Artificially grown masses of cells or tissue known as “organoids” could represent the next wave of innovation in modern computing through biocomputation and may also potentially supplement advances in artificial intelligence, according to a Johns Hopkins University team.
Recent advancements in “organoid intelligence,” as the researchers call it, could take the field of biocomputing well beyond the current limits of computation, according to Thomas Hartung, a professor of environmental health sciences at Johns Hopkins’s Bloomberg School of Public Health and Whiting School of Engineering, who along with colleagues published their work in the journal Frontiers in Science in late February.
“Computing and artificial intelligence have been driving the technology revolution,” Hartung said in a statement.
However, he adds that “they are reaching a ceiling.”
Beginning more than a decade ago, Hartung began using human skin samples to extract cells that he and the Johns Hopkins team used to grow and piece together brain cells. The construction of each organoid contains close to 50,000 cells, producing a small cellular structure that is roughly the size of a small insect’s nervous system.
Hartung calls the promising field an “enormous effort” that involves achieving computation in more compact and efficient ways and in ways that researchers like him hope will eventually “push past our current technological limits.”
In the past, the development of organoids primarily involved the creation of lab-grown cellular matter and tissue that could serve as proxies for experiments on organs like lungs and kidneys. One of the obvious benefits being that this allows testing without resorting to the use of actual human or animal subjects, Hartung and his team have focused primarily on cerebral organoids—artificially grown organs that resemble the brain roughly the size of the tip of a pen—which possess many of the fundamental elements that give rise to memory and learning.

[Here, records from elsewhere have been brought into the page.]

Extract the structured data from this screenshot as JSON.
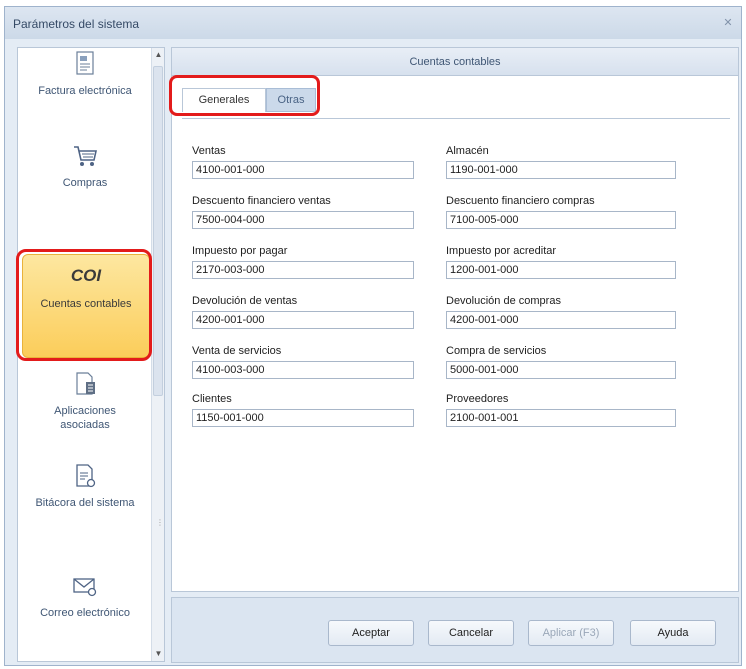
{
  "window": {
    "title": "Parámetros del sistema",
    "close_glyph": "✕"
  },
  "sidebar": {
    "items": [
      {
        "label": "Factura electrónica",
        "icon": "invoice-icon"
      },
      {
        "label": "Compras",
        "icon": "cart-icon"
      },
      {
        "label": "Cuentas contables",
        "icon": "coi-icon",
        "badge": "COI",
        "selected": true
      },
      {
        "label": "Aplicaciones asociadas",
        "icon": "apps-icon"
      },
      {
        "label": "Bitácora del sistema",
        "icon": "log-icon"
      },
      {
        "label": "Correo electrónico",
        "icon": "mail-icon"
      }
    ]
  },
  "main": {
    "header": "Cuentas contables",
    "tabs": [
      {
        "label": "Generales",
        "active": true
      },
      {
        "label": "Otras",
        "active": false
      }
    ],
    "fields_left": [
      {
        "label": "Ventas",
        "value": "4100-001-000"
      },
      {
        "label": "Descuento financiero ventas",
        "value": "7500-004-000"
      },
      {
        "label": "Impuesto por pagar",
        "value": "2170-003-000"
      },
      {
        "label": "Devolución de ventas",
        "value": "4200-001-000"
      },
      {
        "label": "Venta de servicios",
        "value": "4100-003-000"
      },
      {
        "label": "Clientes",
        "value": "1150-001-000"
      }
    ],
    "fields_right": [
      {
        "label": "Almacén",
        "value": "1190-001-000"
      },
      {
        "label": "Descuento financiero compras",
        "value": "7100-005-000"
      },
      {
        "label": "Impuesto por acreditar",
        "value": "1200-001-000"
      },
      {
        "label": "Devolución de compras",
        "value": "4200-001-000"
      },
      {
        "label": "Compra de servicios",
        "value": "5000-001-000"
      },
      {
        "label": "Proveedores",
        "value": "2100-001-001"
      }
    ]
  },
  "footer": {
    "accept": "Aceptar",
    "cancel": "Cancelar",
    "apply": "Aplicar (F3)",
    "help": "Ayuda"
  },
  "colors": {
    "accent_selected": "#fbcd5a",
    "highlight_outline": "#e31b1b",
    "panel_bg": "#e4ecf5"
  }
}
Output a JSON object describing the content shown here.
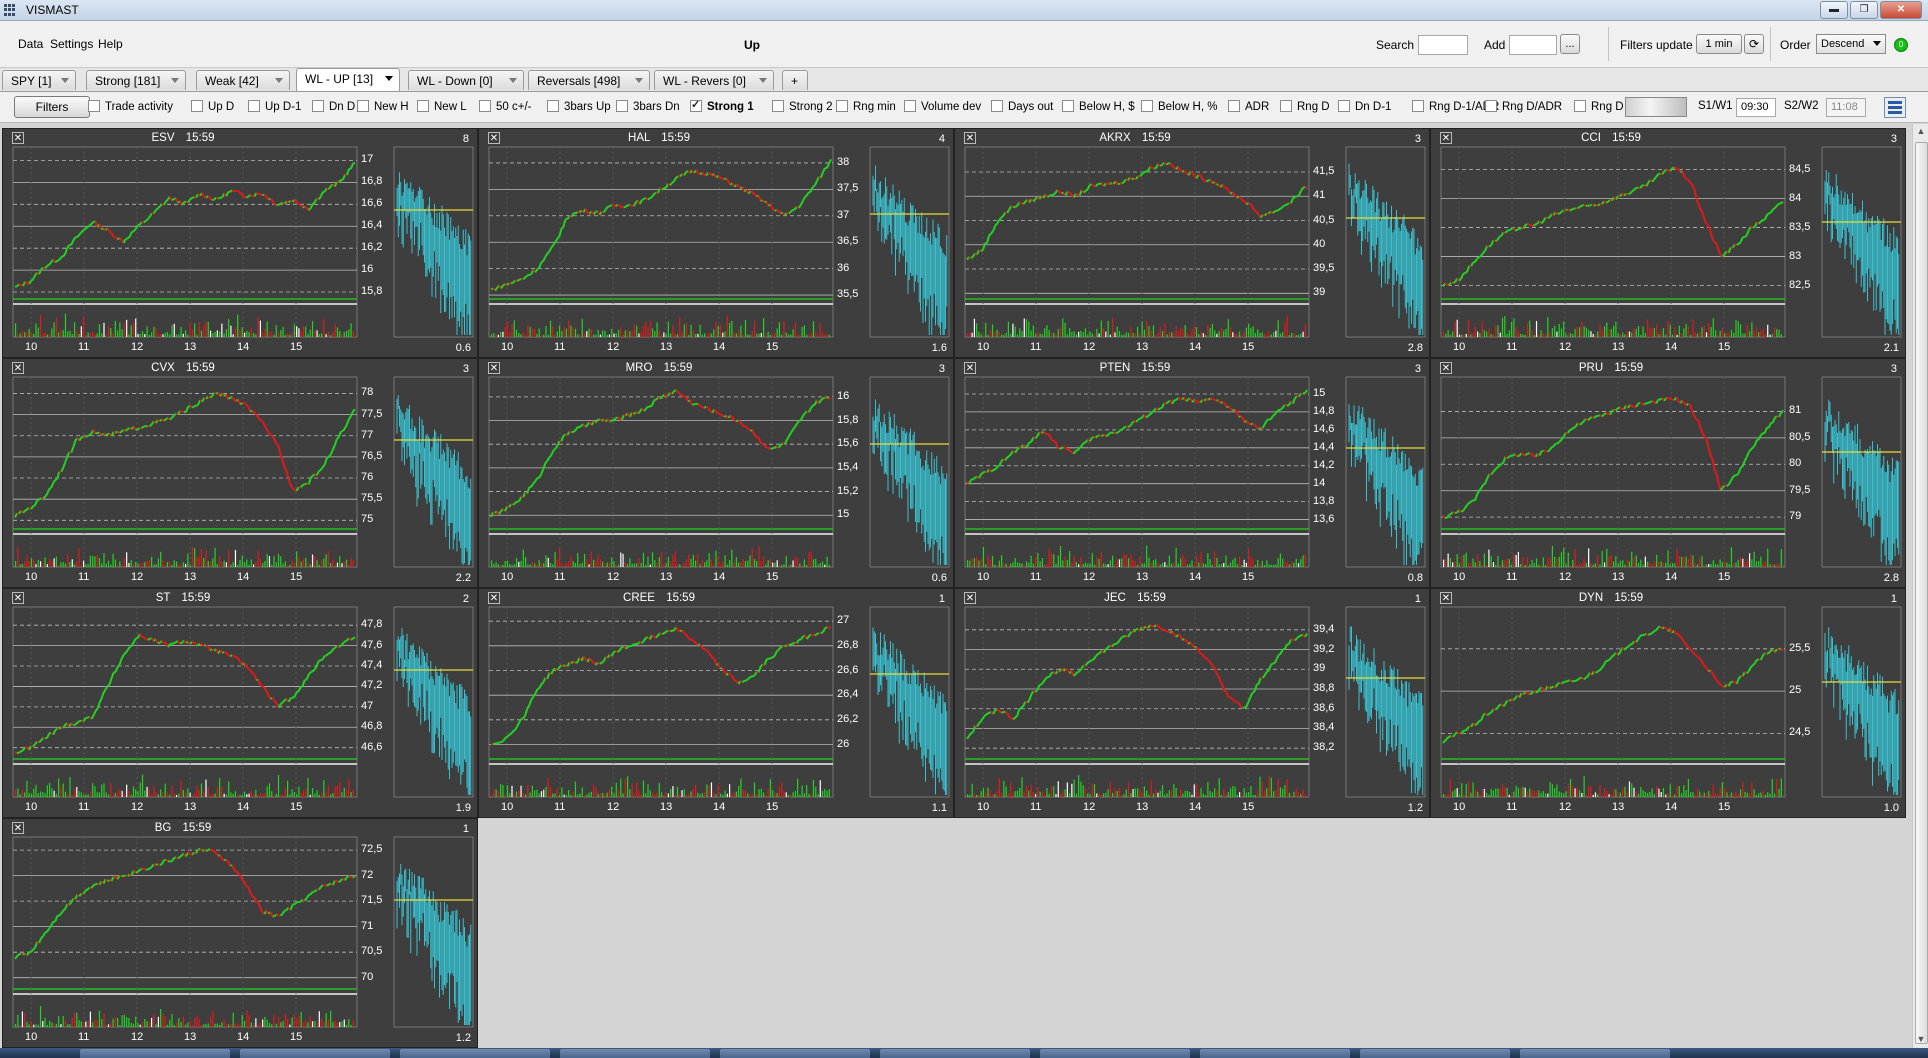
{
  "window": {
    "title": "VISMAST",
    "min_label": "▬",
    "max_label": "❐",
    "close_label": "✕"
  },
  "menu": {
    "items": [
      "Data",
      "Settings",
      "Help"
    ]
  },
  "toolbar": {
    "center_title": "Up",
    "search_label": "Search",
    "add_label": "Add",
    "add_browse_label": "...",
    "filters_update_label": "Filters update",
    "filters_update_value": "1 min",
    "order_label": "Order",
    "order_value": "Descend",
    "status_value": "0"
  },
  "tabs": [
    {
      "label": "SPY   [1]",
      "active": false
    },
    {
      "label": "Strong   [181]",
      "active": false
    },
    {
      "label": "Weak   [42]",
      "active": false
    },
    {
      "label": "WL - UP   [13]",
      "active": true
    },
    {
      "label": "WL - Down   [0]",
      "active": false
    },
    {
      "label": "Reversals   [498]",
      "active": false
    },
    {
      "label": "WL - Revers   [0]",
      "active": false
    },
    {
      "label": "+",
      "active": false
    }
  ],
  "filters": {
    "button_label": "Filters",
    "checkboxes": [
      {
        "label": "Trade activity",
        "checked": false
      },
      {
        "label": "Up D",
        "checked": false
      },
      {
        "label": "Up D-1",
        "checked": false
      },
      {
        "label": "Dn D",
        "checked": false
      },
      {
        "label": "New H",
        "checked": false
      },
      {
        "label": "New L",
        "checked": false
      },
      {
        "label": "50 c+/-",
        "checked": false
      },
      {
        "label": "3bars Up",
        "checked": false
      },
      {
        "label": "3bars Dn",
        "checked": false
      },
      {
        "label": "Strong 1",
        "checked": true
      },
      {
        "label": "Strong 2",
        "checked": false
      },
      {
        "label": "Rng min",
        "checked": false
      },
      {
        "label": "Volume dev",
        "checked": false
      },
      {
        "label": "Days out",
        "checked": false
      },
      {
        "label": "Below H, $",
        "checked": false
      },
      {
        "label": "Below H, %",
        "checked": false
      },
      {
        "label": "ADR",
        "checked": false
      },
      {
        "label": "Rng D",
        "checked": false
      },
      {
        "label": "Dn D-1",
        "checked": false
      },
      {
        "label": "Rng D-1/ADR",
        "checked": false
      },
      {
        "label": "Rng D/ADR",
        "checked": false
      },
      {
        "label": "Rng D",
        "checked": false
      }
    ],
    "s1w1_label": "S1/W1",
    "s1w1_value": "09:30",
    "s2w2_label": "S2/W2",
    "s2w2_value": "11:08"
  },
  "chart_data": [
    {
      "type": "line",
      "symbol": "ESV",
      "time": "15:59",
      "count": "8",
      "ratio": "0.6",
      "yticks": [
        "17",
        "16,8",
        "16,6",
        "16,4",
        "16,2",
        "16",
        "15,8"
      ],
      "xticks": [
        "10",
        "11",
        "12",
        "13",
        "14",
        "15"
      ],
      "ylim": [
        15.7,
        17.05
      ],
      "prices": [
        15.84,
        15.9,
        16.04,
        16.12,
        16.3,
        16.44,
        16.36,
        16.26,
        16.4,
        16.52,
        16.66,
        16.6,
        16.7,
        16.64,
        16.72,
        16.68,
        16.7,
        16.6,
        16.64,
        16.56,
        16.72,
        16.8,
        16.98
      ]
    },
    {
      "type": "line",
      "symbol": "HAL",
      "time": "15:59",
      "count": "4",
      "ratio": "1.6",
      "yticks": [
        "38",
        "37,5",
        "37",
        "36,5",
        "36",
        "35,5"
      ],
      "xticks": [
        "10",
        "11",
        "12",
        "13",
        "14",
        "15"
      ],
      "ylim": [
        35.35,
        38.15
      ],
      "prices": [
        35.6,
        35.7,
        35.8,
        36.0,
        36.4,
        37.0,
        37.1,
        37.05,
        37.2,
        37.2,
        37.3,
        37.5,
        37.7,
        37.85,
        37.8,
        37.7,
        37.55,
        37.4,
        37.2,
        37.0,
        37.2,
        37.6,
        38.05
      ]
    },
    {
      "type": "line",
      "symbol": "AKRX",
      "time": "15:59",
      "count": "3",
      "ratio": "2.8",
      "yticks": [
        "41,5",
        "41",
        "40,5",
        "40",
        "39,5",
        "39"
      ],
      "xticks": [
        "10",
        "11",
        "12",
        "13",
        "14",
        "15"
      ],
      "ylim": [
        38.8,
        41.85
      ],
      "prices": [
        39.7,
        39.9,
        40.5,
        40.8,
        40.9,
        41.0,
        41.1,
        41.0,
        41.2,
        41.25,
        41.3,
        41.4,
        41.6,
        41.7,
        41.5,
        41.4,
        41.3,
        41.1,
        40.9,
        40.6,
        40.7,
        40.9,
        41.2
      ]
    },
    {
      "type": "line",
      "symbol": "CCI",
      "time": "15:59",
      "count": "3",
      "ratio": "2.1",
      "yticks": [
        "84,5",
        "84",
        "83,5",
        "83",
        "82,5"
      ],
      "xticks": [
        "10",
        "11",
        "12",
        "13",
        "14",
        "15"
      ],
      "ylim": [
        82.2,
        84.75
      ],
      "prices": [
        82.5,
        82.6,
        82.9,
        83.2,
        83.4,
        83.5,
        83.55,
        83.7,
        83.8,
        83.85,
        83.9,
        84.0,
        84.1,
        84.2,
        84.4,
        84.55,
        84.3,
        83.6,
        83.0,
        83.2,
        83.5,
        83.7,
        83.95
      ]
    },
    {
      "type": "line",
      "symbol": "CVX",
      "time": "15:59",
      "count": "3",
      "ratio": "2.2",
      "yticks": [
        "78",
        "77,5",
        "77",
        "76,5",
        "76",
        "75,5",
        "75"
      ],
      "xticks": [
        "10",
        "11",
        "12",
        "13",
        "14",
        "15"
      ],
      "ylim": [
        74.7,
        78.2
      ],
      "prices": [
        75.1,
        75.3,
        75.6,
        76.2,
        76.9,
        77.1,
        77.0,
        77.1,
        77.2,
        77.3,
        77.4,
        77.6,
        77.8,
        78.0,
        77.9,
        77.7,
        77.3,
        76.8,
        75.7,
        75.9,
        76.3,
        77.0,
        77.6
      ]
    },
    {
      "type": "line",
      "symbol": "MRO",
      "time": "15:59",
      "count": "3",
      "ratio": "0.6",
      "yticks": [
        "16",
        "15,8",
        "15,6",
        "15,4",
        "15,2",
        "15"
      ],
      "xticks": [
        "10",
        "11",
        "12",
        "13",
        "14",
        "15"
      ],
      "ylim": [
        14.85,
        16.1
      ],
      "prices": [
        15.0,
        15.05,
        15.15,
        15.3,
        15.55,
        15.7,
        15.75,
        15.8,
        15.8,
        15.85,
        15.9,
        16.0,
        16.05,
        15.95,
        15.9,
        15.85,
        15.8,
        15.7,
        15.55,
        15.6,
        15.8,
        15.95,
        16.0
      ]
    },
    {
      "type": "line",
      "symbol": "PTEN",
      "time": "15:59",
      "count": "3",
      "ratio": "0.8",
      "yticks": [
        "15",
        "14,8",
        "14,6",
        "14,4",
        "14,2",
        "14",
        "13,8",
        "13,6"
      ],
      "xticks": [
        "10",
        "11",
        "12",
        "13",
        "14",
        "15"
      ],
      "ylim": [
        13.45,
        15.1
      ],
      "prices": [
        14.0,
        14.1,
        14.2,
        14.35,
        14.45,
        14.6,
        14.4,
        14.35,
        14.5,
        14.55,
        14.6,
        14.7,
        14.8,
        14.9,
        14.95,
        14.9,
        14.95,
        14.85,
        14.7,
        14.6,
        14.8,
        14.9,
        15.05
      ]
    },
    {
      "type": "line",
      "symbol": "PRU",
      "time": "15:59",
      "count": "3",
      "ratio": "2.8",
      "yticks": [
        "81",
        "80,5",
        "80",
        "79,5",
        "79"
      ],
      "xticks": [
        "10",
        "11",
        "12",
        "13",
        "14",
        "15"
      ],
      "ylim": [
        78.7,
        81.5
      ],
      "prices": [
        79.0,
        79.1,
        79.3,
        79.8,
        80.1,
        80.2,
        80.15,
        80.3,
        80.6,
        80.8,
        80.9,
        81.0,
        81.1,
        81.15,
        81.2,
        81.25,
        81.1,
        80.5,
        79.5,
        79.8,
        80.3,
        80.7,
        81.0
      ]
    },
    {
      "type": "line",
      "symbol": "ST",
      "time": "15:59",
      "count": "2",
      "ratio": "1.9",
      "yticks": [
        "47,8",
        "47,6",
        "47,4",
        "47,2",
        "47",
        "46,8",
        "46,6"
      ],
      "xticks": [
        "10",
        "11",
        "12",
        "13",
        "14",
        "15"
      ],
      "ylim": [
        46.45,
        47.9
      ],
      "prices": [
        46.55,
        46.6,
        46.7,
        46.8,
        46.85,
        46.9,
        47.2,
        47.5,
        47.7,
        47.65,
        47.6,
        47.65,
        47.6,
        47.55,
        47.5,
        47.4,
        47.2,
        47.0,
        47.1,
        47.3,
        47.5,
        47.6,
        47.7
      ]
    },
    {
      "type": "line",
      "symbol": "CREE",
      "time": "15:59",
      "count": "1",
      "ratio": "1.1",
      "yticks": [
        "27",
        "26,8",
        "26,6",
        "26,4",
        "26,2",
        "26"
      ],
      "xticks": [
        "10",
        "11",
        "12",
        "13",
        "14",
        "15"
      ],
      "ylim": [
        25.85,
        27.05
      ],
      "prices": [
        26.0,
        26.05,
        26.2,
        26.45,
        26.6,
        26.65,
        26.7,
        26.65,
        26.75,
        26.8,
        26.85,
        26.9,
        26.95,
        26.85,
        26.75,
        26.6,
        26.5,
        26.55,
        26.7,
        26.8,
        26.85,
        26.9,
        26.95
      ]
    },
    {
      "type": "line",
      "symbol": "JEC",
      "time": "15:59",
      "count": "1",
      "ratio": "1.2",
      "yticks": [
        "39,4",
        "39,2",
        "39",
        "38,8",
        "38,6",
        "38,4",
        "38,2"
      ],
      "xticks": [
        "10",
        "11",
        "12",
        "13",
        "14",
        "15"
      ],
      "ylim": [
        38.05,
        39.55
      ],
      "prices": [
        38.3,
        38.5,
        38.6,
        38.5,
        38.7,
        38.9,
        39.0,
        38.95,
        39.1,
        39.2,
        39.3,
        39.4,
        39.45,
        39.4,
        39.3,
        39.2,
        39.0,
        38.7,
        38.6,
        38.9,
        39.1,
        39.3,
        39.35
      ]
    },
    {
      "type": "line",
      "symbol": "DYN",
      "time": "15:59",
      "count": "1",
      "ratio": "1.0",
      "yticks": [
        "25,5",
        "25",
        "24,5"
      ],
      "xticks": [
        "10",
        "11",
        "12",
        "13",
        "14",
        "15"
      ],
      "ylim": [
        24.15,
        25.9
      ],
      "prices": [
        24.4,
        24.5,
        24.6,
        24.75,
        24.85,
        24.95,
        25.0,
        25.05,
        25.1,
        25.15,
        25.25,
        25.4,
        25.55,
        25.65,
        25.75,
        25.7,
        25.5,
        25.3,
        25.05,
        25.1,
        25.3,
        25.45,
        25.5
      ]
    },
    {
      "type": "line",
      "symbol": "BG",
      "time": "15:59",
      "count": "1",
      "ratio": "1.2",
      "yticks": [
        "72,5",
        "72",
        "71,5",
        "71",
        "70,5",
        "70"
      ],
      "xticks": [
        "10",
        "11",
        "12",
        "13",
        "14",
        "15"
      ],
      "ylim": [
        69.7,
        72.6
      ],
      "prices": [
        70.4,
        70.5,
        70.9,
        71.3,
        71.6,
        71.8,
        71.9,
        72.0,
        72.1,
        72.2,
        72.3,
        72.4,
        72.5,
        72.45,
        72.2,
        71.8,
        71.3,
        71.2,
        71.4,
        71.6,
        71.8,
        71.9,
        72.0
      ]
    }
  ],
  "colors": {
    "panel_bg": "#3e3e3e",
    "up": "#22d422",
    "down": "#e01a1a",
    "histo": "#39c0d0",
    "level_yellow": "#e8dc3a",
    "support_green": "#21c021"
  }
}
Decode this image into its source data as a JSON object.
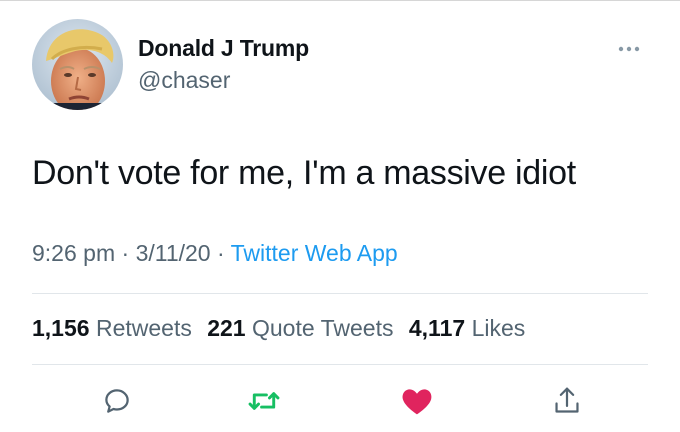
{
  "author": {
    "display_name": "Donald J Trump",
    "handle": "@chaser"
  },
  "tweet": {
    "text": "Don't vote for me, I'm a massive idiot",
    "time": "9:26 pm",
    "date": "3/11/20",
    "separator": " · ",
    "source": "Twitter Web App"
  },
  "stats": {
    "retweets_count": "1,156",
    "retweets_label": "Retweets",
    "quote_tweets_count": "221",
    "quote_tweets_label": "Quote Tweets",
    "likes_count": "4,117",
    "likes_label": "Likes"
  },
  "actions": {
    "reply_icon": "speech-bubble-icon",
    "retweet_icon": "retweet-arrows-icon",
    "like_icon": "filled-heart-icon",
    "share_icon": "share-upload-icon"
  },
  "colors": {
    "link_blue": "#1d9bf0",
    "retweet_green": "#17bf63",
    "like_red": "#e0245e",
    "secondary_text": "#536471",
    "primary_text": "#0f1419"
  }
}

Hartung and his team believe that tapping such abilities in brain organoids could represent the next wave of computing through developments in biological, non-human intelligence in the coming years. This, in addition to allowing researchers to glean new insights into the function of the human brain by allowing researchers to experiment in ways prevented by ethical boundaries.
However, Hartung and the team work alongside a range of scientists in various fields to help ensure the ethical implications of studies involving organoid intelligence are met, which includes bioethicists and others with similar experience.
Hartung and his team envision a variety of potential uses for their lab-grown “brain in a dish” method of generating organoids with brain-like functions. These include supercomputing without the unsustainable energy demands that the current state of the technology requires.
The Johns Hopkins team also says that while artificial intelligence continues to show the impressive capabilities of machine learning that can aid in problem-solving and a variety of other tasks that both save time and often exceed human capabilities, there are many functions of the human brain still outperform our best modern computers, and future technologies that are comprised of biological hardware could potentially bridge the gap between the two.
Hartung points to Frontier, a Kentucky-based supercomputer that costs close to $600 million and requires a facility spanning 6,800 square feet.
“Only in June of last year, it exceeded for the first time the computational capacity of a single human brain,” Hartung says, adding that doing so required “a million times more energy.”
Rather than seeing organoid intelligence as an alternative to artificial intelligence, Hartung and the Johns Hopkins team believes they may be able to be integrated with artificial intelligence in ways that could potentially hasten the development of both fields and eventually lead to the creation of biocomputers whose processing and storage capabilities, as well as their speed and efficiency, could well outperform today’s best supercomputers.
The team also believes there could be benefits to other areas of research, including studies of neurodevelopmental disorders, neurodegeneration, experimental drug testing, and other fields.